TX – AUSTIN, Texas — An estimated 20 million people in the U.S. are at risk for HPV-16 and HPV-18, the two types of cancers that can cause cervical cancer.
The new vaccine, developed by a San Antonio-based company, aims to prevent cervical cancer by preventing HPV from spreading, or shedding.
It has been available since the beginning of 2018.
But that has not stopped the Texas Legislature from trying to make it harder for Texasans to get their hands on the vaccine.
Greg Abbott has proposed requiring that patients seeking an HPV vaccine fill out a questionnaire, which requires a doctor’s note to be signed and a doctor signature to be shown.
In a statement, the governor said the Legislature “will continue to work diligently to prevent the spread of the disease to Texans, and will continue to do so with the utmost respect to the Constitution and the laws of Texas.”
In June, the Texas Senate passed an amendment to the state’s voter ID law requiring all voters to show a photo ID at the polls.
A new bill in the House would prevent the use of a state-issued driver’s license for any purpose, including voting.

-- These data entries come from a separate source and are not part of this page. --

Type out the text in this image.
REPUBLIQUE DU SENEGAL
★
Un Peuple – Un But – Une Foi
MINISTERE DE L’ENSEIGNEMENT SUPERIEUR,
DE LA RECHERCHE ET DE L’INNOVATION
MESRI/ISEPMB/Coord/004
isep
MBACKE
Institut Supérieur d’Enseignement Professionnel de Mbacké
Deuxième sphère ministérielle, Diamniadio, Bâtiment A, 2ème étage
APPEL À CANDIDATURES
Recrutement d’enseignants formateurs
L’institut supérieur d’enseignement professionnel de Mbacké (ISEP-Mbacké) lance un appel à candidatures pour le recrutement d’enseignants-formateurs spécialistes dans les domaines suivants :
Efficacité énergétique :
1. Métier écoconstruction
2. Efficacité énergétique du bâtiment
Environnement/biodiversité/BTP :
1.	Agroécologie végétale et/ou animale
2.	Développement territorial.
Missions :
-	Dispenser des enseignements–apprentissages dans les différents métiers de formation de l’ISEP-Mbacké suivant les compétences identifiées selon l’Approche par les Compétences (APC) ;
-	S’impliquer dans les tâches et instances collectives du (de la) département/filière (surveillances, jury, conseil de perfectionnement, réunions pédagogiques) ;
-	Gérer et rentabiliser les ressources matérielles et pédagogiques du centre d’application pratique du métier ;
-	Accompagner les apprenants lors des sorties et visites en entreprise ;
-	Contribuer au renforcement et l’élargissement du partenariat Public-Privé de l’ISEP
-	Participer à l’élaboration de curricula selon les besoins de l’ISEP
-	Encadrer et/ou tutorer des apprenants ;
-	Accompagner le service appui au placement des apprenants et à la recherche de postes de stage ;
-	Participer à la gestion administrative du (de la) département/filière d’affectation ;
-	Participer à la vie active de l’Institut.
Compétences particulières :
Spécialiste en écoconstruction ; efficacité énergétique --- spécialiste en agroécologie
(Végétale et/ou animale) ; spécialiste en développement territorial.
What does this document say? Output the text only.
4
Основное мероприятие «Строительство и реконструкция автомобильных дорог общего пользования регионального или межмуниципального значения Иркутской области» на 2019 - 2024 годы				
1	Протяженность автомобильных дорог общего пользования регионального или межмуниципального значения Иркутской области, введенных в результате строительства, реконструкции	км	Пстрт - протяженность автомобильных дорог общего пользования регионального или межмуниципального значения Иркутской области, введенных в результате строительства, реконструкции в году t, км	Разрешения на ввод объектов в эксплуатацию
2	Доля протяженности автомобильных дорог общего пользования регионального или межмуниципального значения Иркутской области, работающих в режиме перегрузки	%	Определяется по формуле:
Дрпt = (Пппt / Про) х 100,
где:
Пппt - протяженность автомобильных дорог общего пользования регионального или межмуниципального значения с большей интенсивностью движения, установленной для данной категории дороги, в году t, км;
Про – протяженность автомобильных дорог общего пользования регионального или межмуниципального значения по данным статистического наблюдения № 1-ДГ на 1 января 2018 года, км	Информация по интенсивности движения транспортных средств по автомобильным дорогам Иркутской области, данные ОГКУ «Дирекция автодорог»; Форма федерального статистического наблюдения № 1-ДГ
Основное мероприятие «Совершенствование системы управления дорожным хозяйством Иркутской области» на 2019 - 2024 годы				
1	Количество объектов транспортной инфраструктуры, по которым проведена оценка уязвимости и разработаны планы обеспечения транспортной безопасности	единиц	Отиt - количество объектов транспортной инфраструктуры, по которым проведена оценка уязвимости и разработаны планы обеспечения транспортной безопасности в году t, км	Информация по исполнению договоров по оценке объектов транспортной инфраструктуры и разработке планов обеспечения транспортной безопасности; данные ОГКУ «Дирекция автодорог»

Texas Attorney General Ken Paxton has said his office will defend the new legislation.
Critics say the new requirements would increase voter fraud and disenfranchise voters, and have said they will appeal the ruling to the U and U.N. agencies.
As of Friday, the state had 6,200 registered voters who have received at least one vaccine.
But the Texas Department of State Health Services estimated that more than 3.8 million people nationwide are currently enrolled in Texas health plans that offer HPV vaccines.